“You can’t know that, Ben.”

“Yeah, I can. Trust me, it’s a cop thing.”

“Maybe so,” my wife replied as she pulled away, tears starting to well in her eyes again. “But that doesn’t…”

“I’m tellin’ ya’ don’t go there…” he returned, cutting her off as he reached out and gave her shoulder a squeeze. “She may be a Feeb, but she’s still a badge. She was doin’ ‘er job. B’sides, she’s gonna be fine.” He let out a nervous chuckle that sounded as if he was trying to reassure himself as much as her, then added, “Ya’ don’t really think she’s gonna let me off the hook that easy, do ya’?”

I caught a glimpse of a forced smile pulling at the corner of her mouth as she tried to respond to his attempt at cheering her up and then watched as her lips quickly turned back into a frown. She shot a glance toward me, and I could see in her expression that she was wrestling with a different guilt entirely. I had a feeling I knew the source of the anguish all too well because I was feeling it too. And I suspected the two of us weren’t the only ones fending off the pain it brought. Ben probably was as well but when it came right down to it, none of us wanted to be the first to confess the sin.

She looked back at him and said, “Thank you,” before turning fully to face me and adding, “Don’t be long?”

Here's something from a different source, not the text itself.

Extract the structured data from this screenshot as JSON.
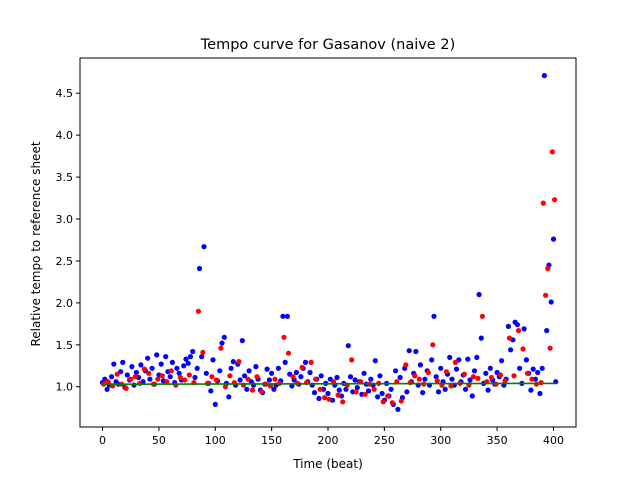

Her voice was soft, yet held the benign note of insistence that was so often exchanged between husbands and wives, telling me she wanted to be on the way soon. When I looked into her eyes, however, a “demand” wasn’t what I saw.

If anything, she wore an expression that was no less than a pleading question mark.

CHAPTER 3:

Ben and I both watched after Felicity as she walked down the path and started along the edge of the access road rather than chance crossing the soft ground in heels. The hard sound of her shoe soles against the asphalt dulled with each step she took, but I continued to gaze in her direction until she disappeared behind the end of a small hedgerow.